Jul 12, 2017 at 12:19 pm
Adia Victoria

Adia Victoria recently took a dynamic turn. From her grimy, Delta blues-saturated debut album, Beyond The Bloodhounds, to her latest EP covering classic French pop songs, How It Feels, the 30-year-old South Carolina native, Nashville transplant has moved on without abandoning her roots.

Forecastle will be her second Louisville appearance, after an electric performance at the Clifton Center for WFPK’s renowned Winter Wednesday series. On that night, she was already playing the beloved Gibson SG she calls “Raygene” — named after a little girl she knew from her Southern upbringing.

Victoria (who goes by her middle and last name) could be the softest voice in blues, but her range is married to the maneuvering guitar moans and hard chords that Raygene produces.
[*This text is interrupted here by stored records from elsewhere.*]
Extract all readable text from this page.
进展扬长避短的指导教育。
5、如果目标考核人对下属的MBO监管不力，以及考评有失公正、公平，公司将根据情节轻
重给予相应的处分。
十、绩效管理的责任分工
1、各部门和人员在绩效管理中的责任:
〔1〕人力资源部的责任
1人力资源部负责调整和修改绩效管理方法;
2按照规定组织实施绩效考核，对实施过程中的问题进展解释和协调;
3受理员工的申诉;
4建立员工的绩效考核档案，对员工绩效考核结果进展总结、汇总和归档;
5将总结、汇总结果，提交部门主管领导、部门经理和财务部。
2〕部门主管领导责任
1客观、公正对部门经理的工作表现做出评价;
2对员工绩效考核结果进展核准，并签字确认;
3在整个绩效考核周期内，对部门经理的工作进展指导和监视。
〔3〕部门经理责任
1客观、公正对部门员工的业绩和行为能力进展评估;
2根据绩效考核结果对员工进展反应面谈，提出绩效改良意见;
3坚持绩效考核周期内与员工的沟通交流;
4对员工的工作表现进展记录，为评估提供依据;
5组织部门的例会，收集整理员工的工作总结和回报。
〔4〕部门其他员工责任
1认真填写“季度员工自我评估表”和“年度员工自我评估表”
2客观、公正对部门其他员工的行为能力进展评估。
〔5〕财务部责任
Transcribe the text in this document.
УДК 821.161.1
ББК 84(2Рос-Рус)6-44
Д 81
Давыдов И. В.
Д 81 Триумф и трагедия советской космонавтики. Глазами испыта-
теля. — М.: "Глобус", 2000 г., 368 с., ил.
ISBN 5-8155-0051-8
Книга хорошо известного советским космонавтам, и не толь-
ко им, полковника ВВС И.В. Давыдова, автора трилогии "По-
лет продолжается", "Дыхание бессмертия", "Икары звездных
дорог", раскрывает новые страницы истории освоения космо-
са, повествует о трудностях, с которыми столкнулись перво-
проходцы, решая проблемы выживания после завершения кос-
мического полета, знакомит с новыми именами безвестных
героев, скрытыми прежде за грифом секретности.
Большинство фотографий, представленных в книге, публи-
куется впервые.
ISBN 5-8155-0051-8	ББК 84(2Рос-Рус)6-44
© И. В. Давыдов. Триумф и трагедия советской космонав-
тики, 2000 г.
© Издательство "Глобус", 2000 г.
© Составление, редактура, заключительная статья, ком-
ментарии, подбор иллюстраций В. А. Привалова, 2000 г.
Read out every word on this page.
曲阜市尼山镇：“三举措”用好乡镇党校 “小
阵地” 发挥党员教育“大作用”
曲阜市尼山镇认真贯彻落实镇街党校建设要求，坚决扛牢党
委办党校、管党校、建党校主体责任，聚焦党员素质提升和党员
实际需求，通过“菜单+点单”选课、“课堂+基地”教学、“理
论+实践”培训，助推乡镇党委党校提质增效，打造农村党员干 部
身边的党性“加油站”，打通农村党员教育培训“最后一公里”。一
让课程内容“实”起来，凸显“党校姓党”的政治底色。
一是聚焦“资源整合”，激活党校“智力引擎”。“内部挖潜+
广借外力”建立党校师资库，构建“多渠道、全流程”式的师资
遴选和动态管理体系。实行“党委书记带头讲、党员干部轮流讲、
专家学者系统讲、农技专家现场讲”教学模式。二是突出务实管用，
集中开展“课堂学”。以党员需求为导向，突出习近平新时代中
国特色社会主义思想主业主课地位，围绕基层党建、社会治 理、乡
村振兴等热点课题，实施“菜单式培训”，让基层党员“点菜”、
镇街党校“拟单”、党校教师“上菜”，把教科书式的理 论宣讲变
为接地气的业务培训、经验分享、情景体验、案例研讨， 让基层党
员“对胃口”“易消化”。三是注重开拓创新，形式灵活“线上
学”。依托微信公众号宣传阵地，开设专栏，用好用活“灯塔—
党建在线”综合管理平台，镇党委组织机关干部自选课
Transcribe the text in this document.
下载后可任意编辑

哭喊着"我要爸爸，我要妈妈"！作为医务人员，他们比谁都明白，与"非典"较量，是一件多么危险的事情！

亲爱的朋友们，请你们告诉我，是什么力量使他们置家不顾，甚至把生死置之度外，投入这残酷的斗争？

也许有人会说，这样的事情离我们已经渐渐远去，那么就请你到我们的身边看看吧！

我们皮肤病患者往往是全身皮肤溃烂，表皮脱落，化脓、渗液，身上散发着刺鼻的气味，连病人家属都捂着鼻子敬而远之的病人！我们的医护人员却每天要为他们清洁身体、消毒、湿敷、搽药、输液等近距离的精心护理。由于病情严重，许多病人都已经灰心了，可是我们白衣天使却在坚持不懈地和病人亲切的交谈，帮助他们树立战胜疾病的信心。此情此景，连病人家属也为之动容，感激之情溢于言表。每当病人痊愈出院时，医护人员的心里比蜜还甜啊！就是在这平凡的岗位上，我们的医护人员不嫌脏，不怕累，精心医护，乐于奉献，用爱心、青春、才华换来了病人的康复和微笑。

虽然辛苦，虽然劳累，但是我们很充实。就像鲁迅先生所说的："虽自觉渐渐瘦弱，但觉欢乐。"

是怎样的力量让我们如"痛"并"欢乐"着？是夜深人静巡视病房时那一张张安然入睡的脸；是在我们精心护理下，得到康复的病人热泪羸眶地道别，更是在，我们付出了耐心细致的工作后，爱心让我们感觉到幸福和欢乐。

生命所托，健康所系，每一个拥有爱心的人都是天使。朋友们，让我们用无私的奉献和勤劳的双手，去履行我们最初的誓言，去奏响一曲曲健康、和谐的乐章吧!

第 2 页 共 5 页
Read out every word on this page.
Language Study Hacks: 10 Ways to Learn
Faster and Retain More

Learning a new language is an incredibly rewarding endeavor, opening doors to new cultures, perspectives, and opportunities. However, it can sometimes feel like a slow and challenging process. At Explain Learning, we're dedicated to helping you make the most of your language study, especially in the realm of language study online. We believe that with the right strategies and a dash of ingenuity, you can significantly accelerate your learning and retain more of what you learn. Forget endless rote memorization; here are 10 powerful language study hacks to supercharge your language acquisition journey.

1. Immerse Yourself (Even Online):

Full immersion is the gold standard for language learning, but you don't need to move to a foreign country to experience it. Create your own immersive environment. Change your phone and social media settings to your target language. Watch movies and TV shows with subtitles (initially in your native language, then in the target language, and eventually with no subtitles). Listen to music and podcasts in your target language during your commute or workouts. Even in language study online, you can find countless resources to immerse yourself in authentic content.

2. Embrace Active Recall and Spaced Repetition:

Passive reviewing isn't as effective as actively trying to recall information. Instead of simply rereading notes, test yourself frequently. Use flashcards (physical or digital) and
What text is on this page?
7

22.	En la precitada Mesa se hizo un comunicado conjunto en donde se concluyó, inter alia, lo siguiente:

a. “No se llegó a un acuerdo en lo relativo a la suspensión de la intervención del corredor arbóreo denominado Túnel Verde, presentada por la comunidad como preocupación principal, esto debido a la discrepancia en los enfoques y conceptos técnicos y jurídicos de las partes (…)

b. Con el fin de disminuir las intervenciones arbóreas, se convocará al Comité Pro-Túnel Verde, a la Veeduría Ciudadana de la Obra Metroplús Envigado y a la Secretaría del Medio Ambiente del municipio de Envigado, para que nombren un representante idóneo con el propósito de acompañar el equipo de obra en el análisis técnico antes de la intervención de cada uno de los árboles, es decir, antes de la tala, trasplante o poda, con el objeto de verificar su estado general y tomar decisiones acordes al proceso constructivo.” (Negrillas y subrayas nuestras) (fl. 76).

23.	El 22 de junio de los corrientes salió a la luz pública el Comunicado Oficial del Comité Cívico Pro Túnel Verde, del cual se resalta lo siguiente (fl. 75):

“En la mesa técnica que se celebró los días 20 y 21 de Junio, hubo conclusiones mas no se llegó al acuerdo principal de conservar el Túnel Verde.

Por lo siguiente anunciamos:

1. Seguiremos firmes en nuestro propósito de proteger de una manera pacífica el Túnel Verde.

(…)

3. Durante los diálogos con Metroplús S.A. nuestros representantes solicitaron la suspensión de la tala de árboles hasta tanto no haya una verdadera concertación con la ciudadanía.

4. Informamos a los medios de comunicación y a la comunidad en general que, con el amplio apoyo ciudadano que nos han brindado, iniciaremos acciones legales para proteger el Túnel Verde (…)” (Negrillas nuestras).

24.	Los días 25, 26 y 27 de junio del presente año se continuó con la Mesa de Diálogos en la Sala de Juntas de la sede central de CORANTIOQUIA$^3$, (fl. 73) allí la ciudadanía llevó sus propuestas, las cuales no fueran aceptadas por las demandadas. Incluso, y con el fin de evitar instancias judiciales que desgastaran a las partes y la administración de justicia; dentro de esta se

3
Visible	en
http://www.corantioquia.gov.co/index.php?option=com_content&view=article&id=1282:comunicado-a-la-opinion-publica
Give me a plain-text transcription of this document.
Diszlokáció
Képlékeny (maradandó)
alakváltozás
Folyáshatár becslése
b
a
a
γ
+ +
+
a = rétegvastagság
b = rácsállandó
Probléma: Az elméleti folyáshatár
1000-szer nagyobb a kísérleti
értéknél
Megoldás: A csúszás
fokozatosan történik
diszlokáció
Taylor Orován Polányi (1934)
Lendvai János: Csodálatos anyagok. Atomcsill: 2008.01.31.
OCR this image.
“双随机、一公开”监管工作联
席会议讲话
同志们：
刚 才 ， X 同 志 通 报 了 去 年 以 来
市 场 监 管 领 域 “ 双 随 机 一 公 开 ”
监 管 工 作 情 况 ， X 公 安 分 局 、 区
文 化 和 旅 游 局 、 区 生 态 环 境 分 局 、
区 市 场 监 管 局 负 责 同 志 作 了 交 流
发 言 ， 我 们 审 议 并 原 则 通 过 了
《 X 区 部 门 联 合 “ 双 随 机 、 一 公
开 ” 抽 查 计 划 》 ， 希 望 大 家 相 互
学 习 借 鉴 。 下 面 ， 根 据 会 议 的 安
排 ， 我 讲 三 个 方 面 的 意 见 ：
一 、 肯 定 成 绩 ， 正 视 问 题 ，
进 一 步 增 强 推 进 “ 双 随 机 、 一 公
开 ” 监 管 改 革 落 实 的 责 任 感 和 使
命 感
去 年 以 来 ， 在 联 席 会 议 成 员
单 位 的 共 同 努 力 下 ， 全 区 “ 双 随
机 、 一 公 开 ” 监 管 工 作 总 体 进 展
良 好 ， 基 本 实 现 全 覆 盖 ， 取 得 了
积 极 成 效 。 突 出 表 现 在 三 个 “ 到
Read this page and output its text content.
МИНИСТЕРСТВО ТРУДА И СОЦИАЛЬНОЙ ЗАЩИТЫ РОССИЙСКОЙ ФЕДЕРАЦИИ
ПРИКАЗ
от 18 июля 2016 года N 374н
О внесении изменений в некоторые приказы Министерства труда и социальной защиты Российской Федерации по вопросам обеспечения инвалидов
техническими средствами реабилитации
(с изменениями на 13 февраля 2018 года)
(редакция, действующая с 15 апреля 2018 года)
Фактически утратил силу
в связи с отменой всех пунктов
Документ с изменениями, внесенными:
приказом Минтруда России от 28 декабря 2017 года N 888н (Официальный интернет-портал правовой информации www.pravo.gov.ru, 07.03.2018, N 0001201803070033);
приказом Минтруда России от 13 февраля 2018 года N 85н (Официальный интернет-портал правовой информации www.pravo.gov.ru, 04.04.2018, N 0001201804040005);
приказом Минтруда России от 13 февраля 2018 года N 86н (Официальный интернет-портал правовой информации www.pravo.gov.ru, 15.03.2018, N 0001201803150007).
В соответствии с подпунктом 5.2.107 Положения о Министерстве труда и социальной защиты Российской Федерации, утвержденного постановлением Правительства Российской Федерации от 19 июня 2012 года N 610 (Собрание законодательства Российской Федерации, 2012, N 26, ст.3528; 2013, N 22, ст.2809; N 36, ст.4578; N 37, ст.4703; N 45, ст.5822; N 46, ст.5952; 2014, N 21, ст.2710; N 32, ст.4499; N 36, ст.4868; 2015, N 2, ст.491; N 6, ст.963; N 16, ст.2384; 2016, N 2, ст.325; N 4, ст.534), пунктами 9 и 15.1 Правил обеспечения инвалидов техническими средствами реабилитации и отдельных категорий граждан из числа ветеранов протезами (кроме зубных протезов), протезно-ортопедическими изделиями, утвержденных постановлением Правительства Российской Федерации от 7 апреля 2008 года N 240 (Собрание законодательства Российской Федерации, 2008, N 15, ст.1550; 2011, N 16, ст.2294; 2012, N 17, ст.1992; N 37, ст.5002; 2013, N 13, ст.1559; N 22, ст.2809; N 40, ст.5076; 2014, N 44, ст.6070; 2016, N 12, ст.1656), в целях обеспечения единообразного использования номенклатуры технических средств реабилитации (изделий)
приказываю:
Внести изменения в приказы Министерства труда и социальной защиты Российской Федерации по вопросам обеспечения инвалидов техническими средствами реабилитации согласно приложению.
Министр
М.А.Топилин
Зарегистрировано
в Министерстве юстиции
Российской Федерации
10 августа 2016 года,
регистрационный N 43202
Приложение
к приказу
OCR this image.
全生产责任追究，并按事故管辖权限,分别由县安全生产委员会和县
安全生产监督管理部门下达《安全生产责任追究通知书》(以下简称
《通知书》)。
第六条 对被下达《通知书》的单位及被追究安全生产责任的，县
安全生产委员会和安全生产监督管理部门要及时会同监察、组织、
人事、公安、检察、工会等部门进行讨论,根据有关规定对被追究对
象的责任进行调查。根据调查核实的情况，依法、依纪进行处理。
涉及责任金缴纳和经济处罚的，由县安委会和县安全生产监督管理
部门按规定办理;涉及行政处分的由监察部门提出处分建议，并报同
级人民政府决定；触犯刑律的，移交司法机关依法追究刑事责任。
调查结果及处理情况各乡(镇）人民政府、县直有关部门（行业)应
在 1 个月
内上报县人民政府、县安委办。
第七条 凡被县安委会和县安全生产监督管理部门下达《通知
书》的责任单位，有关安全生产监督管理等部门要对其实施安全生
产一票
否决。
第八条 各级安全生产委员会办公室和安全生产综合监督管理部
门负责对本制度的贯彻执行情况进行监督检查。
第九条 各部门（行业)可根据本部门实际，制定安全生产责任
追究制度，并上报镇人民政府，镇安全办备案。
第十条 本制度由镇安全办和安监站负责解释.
The guitar steps back on How It Feels, however, to make way for keyboard accents and the luscious candor of Victoria’s studies and personal growth with the French language.

“I don’t make music from one place, and I don’t make music of one sound,” she said. “[How It Feels] is just as much a part of me as the first album was. It’s like when a line of food comes out with a new brand: ‘New look, same great taste!’”

French is near and dear to Victoria — it was her major in college and landed her an opportunity to study in Paris over a summer. Last year, she returned to the city to perform these songs for French audiences for the first time.

“It was nerve-racking, because I was thinking of all my conjugations and thinking about my pronunciation [laughs],” she said. “It was a transformative experience for me. It was kind of this leap from being in France as a teenager and college student, who really mostly was quiet and listened to develop my ear. And then, to come back as a musician with a stage and a platform, and my job there was to sing, was to speak. It was like me introducing myself in a way to my French audiences — this is who I am.”

Victoria offers an original tune on the EP’s closing track, “You Know How It Feels,” in which she sounds the most comfortable and fluid with the language.

“The song is basically about looking for isolation, missing loneliness,” she said. “Being by yourself and that chance for a person to talk to themselves, and notice the world around them without being distracted by another person, or social media, or whatever. The hook is: ‘You, you know how it feels, leave me alone.’” •

Adia Victoria plays Forecastle on Sunday, July 16 at 6:30 p.m. on the Port Stage.